Everything new that’s in {gt} 0.11.0

2024-07-20

It has been quite a trip for the gt package. We are at version 0.11.0 now and the package still has the power to surprise! There are a ton of great new features and enhancements in this the latest version, and we’ll learn about the best new things in this blog post. The overall goal of the package is to make you a superstar when it comes to building beautiful, informative, information-packed tabulations (this is our mission statement).

Heading toward an eventual v1.0 release, our focus has been shifting to less in the way of massive new features and, instead, to long-overdue refinements and enhancements of the existing functionalities. This release has many such refinements but also some new features that we just couldn’t pass up:

A huge amount of time and care has gone into bug fixes, code refactoring, error handling, additional testing, and other maintenance activities. The driving force behind so much of this is our longtime contributor Olivier Roy (@olivroy). Through dozens of PRs, many detailed write-ups, and presumably several full workdays, the extent of his valuable contributions cannot be understated. Thank you, Olivier!

Now let’s dive into everything new that’s in version 0.11.0 of gt!

gt tables as grid tables

What is grid? And what does it have to do with gt? The grid graphics system is part of what powers ggplot and helps make possible really beautiful plots in R. Tables and plots often go well together, but the different rendering approaches (and resultant output types) of ggplot and gt have previously made this heavily sought-after combining quite difficult.

Thanks to the work done by Teun van den Brand (@teunbrand), we now have a function for rendering a table as grid graphics: as_gtable(). With some additional help from the brilliant patchwork package, we can easily combine plots and tables.
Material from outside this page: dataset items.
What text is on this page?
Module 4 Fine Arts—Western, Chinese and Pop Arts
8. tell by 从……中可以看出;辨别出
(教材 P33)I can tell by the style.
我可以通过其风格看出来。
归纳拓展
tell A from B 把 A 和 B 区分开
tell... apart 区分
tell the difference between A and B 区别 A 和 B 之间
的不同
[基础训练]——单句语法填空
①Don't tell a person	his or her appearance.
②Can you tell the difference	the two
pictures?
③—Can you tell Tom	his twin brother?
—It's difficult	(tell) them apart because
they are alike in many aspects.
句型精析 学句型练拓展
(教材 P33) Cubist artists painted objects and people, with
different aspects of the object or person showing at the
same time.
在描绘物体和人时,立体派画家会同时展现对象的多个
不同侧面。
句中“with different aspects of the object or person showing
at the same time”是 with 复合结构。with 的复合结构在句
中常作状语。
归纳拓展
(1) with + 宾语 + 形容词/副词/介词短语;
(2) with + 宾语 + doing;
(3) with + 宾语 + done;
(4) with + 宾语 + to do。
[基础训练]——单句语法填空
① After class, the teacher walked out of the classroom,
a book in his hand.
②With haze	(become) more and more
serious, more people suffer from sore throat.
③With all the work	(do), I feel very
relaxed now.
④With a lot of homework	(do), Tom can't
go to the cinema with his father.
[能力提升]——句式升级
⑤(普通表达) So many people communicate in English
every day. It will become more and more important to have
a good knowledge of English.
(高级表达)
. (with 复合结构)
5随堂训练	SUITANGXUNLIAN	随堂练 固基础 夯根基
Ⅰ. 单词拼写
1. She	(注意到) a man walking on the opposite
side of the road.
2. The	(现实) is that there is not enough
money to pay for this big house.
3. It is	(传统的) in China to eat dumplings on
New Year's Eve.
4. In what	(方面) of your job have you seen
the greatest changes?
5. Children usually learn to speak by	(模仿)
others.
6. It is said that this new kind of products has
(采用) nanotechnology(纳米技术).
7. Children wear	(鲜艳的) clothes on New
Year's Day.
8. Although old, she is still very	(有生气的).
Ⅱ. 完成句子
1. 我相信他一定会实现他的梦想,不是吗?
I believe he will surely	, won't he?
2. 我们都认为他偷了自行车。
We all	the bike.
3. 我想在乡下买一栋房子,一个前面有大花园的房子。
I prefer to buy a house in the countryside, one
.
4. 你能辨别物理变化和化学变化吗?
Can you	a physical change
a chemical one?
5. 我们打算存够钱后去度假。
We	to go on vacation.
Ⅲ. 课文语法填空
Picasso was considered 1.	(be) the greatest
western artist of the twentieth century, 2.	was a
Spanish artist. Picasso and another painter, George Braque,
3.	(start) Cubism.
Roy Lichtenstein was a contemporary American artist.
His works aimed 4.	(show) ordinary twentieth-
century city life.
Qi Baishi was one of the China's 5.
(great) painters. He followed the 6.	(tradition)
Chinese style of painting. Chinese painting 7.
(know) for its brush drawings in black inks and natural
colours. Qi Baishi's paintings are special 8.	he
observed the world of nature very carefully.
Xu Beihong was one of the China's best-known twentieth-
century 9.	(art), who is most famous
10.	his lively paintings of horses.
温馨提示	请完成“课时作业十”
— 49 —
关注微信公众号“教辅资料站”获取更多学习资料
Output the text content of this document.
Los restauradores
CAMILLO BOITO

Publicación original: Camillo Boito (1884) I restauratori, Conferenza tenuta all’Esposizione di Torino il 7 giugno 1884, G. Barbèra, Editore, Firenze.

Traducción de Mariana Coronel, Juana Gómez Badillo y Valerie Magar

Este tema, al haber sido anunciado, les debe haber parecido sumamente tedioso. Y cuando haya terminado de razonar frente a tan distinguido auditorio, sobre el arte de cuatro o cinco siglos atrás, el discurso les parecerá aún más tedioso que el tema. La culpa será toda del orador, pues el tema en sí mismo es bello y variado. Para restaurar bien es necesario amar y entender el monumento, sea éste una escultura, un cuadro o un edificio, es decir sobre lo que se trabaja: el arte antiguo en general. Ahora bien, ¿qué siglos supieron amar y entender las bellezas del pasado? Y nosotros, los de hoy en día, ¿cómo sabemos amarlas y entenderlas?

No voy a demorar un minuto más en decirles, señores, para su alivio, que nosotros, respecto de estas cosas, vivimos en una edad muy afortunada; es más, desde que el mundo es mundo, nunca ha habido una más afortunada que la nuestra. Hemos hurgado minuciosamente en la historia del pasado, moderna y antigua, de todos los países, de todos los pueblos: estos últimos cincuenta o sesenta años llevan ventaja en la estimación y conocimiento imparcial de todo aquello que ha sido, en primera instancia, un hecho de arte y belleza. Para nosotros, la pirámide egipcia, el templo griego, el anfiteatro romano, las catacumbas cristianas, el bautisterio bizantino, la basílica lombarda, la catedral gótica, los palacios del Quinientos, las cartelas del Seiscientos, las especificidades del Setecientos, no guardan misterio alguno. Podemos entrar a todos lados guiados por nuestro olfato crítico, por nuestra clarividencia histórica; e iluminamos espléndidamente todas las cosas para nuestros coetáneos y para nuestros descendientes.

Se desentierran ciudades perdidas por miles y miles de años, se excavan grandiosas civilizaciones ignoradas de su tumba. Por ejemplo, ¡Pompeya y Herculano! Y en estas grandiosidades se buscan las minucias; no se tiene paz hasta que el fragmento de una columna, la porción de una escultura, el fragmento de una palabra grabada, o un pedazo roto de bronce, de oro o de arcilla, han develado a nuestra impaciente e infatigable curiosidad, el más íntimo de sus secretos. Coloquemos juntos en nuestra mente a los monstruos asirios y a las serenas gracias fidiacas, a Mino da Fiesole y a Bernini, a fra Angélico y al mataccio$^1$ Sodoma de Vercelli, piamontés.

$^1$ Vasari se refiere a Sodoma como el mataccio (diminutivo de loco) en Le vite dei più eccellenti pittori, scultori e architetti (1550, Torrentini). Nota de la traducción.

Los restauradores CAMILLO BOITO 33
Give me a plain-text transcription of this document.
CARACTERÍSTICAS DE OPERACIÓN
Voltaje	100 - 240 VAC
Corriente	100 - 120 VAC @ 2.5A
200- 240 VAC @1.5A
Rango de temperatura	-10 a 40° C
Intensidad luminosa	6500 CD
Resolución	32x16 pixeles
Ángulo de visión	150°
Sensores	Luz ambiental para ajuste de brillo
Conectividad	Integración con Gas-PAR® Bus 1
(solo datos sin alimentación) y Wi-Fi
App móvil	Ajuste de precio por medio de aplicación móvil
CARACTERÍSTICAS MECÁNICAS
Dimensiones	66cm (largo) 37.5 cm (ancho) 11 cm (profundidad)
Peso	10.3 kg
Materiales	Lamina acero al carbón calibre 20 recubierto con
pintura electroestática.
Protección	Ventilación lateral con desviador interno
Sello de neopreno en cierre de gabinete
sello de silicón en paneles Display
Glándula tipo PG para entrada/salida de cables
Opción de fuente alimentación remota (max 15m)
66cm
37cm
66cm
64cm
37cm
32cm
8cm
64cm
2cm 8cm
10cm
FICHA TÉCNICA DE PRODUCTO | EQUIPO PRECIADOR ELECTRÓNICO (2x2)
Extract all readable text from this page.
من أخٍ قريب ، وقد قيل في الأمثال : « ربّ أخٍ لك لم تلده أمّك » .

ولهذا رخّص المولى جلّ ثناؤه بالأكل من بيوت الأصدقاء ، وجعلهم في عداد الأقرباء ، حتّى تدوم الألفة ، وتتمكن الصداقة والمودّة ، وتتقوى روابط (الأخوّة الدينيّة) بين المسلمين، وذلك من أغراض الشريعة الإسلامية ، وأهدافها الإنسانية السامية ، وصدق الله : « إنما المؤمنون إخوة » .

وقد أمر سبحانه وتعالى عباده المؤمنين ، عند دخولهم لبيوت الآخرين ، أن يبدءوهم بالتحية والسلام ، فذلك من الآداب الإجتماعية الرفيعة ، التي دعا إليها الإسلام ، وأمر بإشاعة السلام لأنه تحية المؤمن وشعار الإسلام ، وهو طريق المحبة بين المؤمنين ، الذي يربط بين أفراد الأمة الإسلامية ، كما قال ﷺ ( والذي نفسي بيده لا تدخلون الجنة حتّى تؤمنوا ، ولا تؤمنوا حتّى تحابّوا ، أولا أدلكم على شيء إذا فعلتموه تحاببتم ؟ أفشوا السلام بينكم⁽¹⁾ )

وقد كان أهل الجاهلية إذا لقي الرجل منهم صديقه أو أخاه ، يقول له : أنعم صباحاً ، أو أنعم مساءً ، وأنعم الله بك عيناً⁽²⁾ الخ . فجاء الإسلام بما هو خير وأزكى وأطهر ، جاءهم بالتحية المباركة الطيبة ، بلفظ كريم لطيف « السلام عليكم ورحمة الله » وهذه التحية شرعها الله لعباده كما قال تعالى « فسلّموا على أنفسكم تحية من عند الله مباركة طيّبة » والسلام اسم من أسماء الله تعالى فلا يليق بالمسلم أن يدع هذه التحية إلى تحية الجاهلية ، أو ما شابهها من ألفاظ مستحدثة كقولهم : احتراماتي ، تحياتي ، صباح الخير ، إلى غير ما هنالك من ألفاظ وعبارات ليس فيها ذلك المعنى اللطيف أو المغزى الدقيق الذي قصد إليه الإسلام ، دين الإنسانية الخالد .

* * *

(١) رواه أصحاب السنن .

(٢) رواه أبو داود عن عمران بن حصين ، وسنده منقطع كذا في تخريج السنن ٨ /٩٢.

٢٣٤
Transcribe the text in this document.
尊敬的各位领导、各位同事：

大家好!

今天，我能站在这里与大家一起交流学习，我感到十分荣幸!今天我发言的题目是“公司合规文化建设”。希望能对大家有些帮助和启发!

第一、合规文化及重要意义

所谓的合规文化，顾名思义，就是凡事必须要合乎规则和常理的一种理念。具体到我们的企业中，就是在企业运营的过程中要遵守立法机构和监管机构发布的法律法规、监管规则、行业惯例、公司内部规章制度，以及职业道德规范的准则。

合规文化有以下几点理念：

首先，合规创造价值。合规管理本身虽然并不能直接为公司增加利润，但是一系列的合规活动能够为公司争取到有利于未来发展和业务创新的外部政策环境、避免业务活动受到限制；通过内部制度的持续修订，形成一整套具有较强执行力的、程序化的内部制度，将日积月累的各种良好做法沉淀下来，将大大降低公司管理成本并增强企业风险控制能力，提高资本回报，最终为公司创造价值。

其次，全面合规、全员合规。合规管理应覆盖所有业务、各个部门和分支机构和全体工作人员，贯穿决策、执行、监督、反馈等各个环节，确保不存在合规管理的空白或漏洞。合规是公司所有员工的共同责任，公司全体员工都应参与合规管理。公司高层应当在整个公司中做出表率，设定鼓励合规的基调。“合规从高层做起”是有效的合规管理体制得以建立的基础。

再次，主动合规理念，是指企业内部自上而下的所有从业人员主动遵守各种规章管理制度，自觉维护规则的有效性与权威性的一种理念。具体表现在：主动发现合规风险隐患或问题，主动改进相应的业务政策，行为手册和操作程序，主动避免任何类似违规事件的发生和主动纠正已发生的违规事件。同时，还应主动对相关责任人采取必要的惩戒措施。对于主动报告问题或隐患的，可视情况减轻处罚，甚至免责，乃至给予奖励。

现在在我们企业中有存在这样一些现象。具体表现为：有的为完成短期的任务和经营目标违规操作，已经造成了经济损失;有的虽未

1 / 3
Let’s first make a summary table based on the venerable pizzaplace dataset:

pizza_gtable <- 
    pizzaplace |>
    dplyr::filter(type %in% c("chicken", "supreme")) |>
    dplyr::group_by(type, size) |>
    dplyr::summarize(
        sold = dplyr::n(),
        income = sum(price),
        .groups = "drop"
    ) |>
    gt(
        rowname_col = "size",
        groupname_col = "type",
        row_group_as_column = TRUE
    ) |>
    tab_header(title = "Pizza Sales in 2015") |>
    fmt_integer(columns = sold) |>
    fmt_currency(columns = income) |>
    summary_rows(
        fns = list(label = "All Sizes", fn = "sum"),
        side = c("top"),
        fmt = list(
            ~ fmt_integer(., columns = sold),
            ~ fmt_currency(., columns = income)
        )
    ) |>
    grand_summary_rows(
        columns = c("sold", "income"),
        fns = Sum ~ sum(.),
        fmt = list(
            ~ fmt_integer(., columns = sold),
            ~ fmt_currency(., columns = income)
        )
    ) |>
    tab_options(summary_row.background.color = "gray98") |>
    tab_stub_indent(
        rows = everything(),
        indent = 2
    ) |>
    as_gtable()

Now, let’s make a ggplot pizza plot:

pizza_plot <-
    pizzaplace |>
    dplyr::mutate(date = as.Date(date)) |>
    dplyr::filter(type %in% c("chicken", "supreme")) |>
    dplyr::group_by(date, type) |>
    dplyr::summarize(
        sold = dplyr::n(),
        .groups = "drop"
    ) |>
    ggplot() +
    geom_line(aes(x = date, y = sold, color = type, group = type)) +
    facet_wrap(~type, nrow = 2) +
    scale_x_date(date_labels = "%b", breaks = "1 month") +
    theme_minimal() +
    theme(legend.position = "none") +
    labs(x = "", y = "Pizzas Sold")

With patchwork loaded, we can combine the plot and the table like this:

pizza_plot + pizza_gtable

This is a great new feature and we hope you get a lot of value out of it!

New datasets

Datasets are great. We can’t get enough of them. Owing to this, we went ahead and added six more datasets to the package (bringing the total number to 18). The new datasets are:

Why do we keep adding datasets? Well, they’re great for examples! This new version of gt has a lot more examples per function within the docs. We find that an abundance of examples is both instructive and inspirational, so we’ll keep on adding them.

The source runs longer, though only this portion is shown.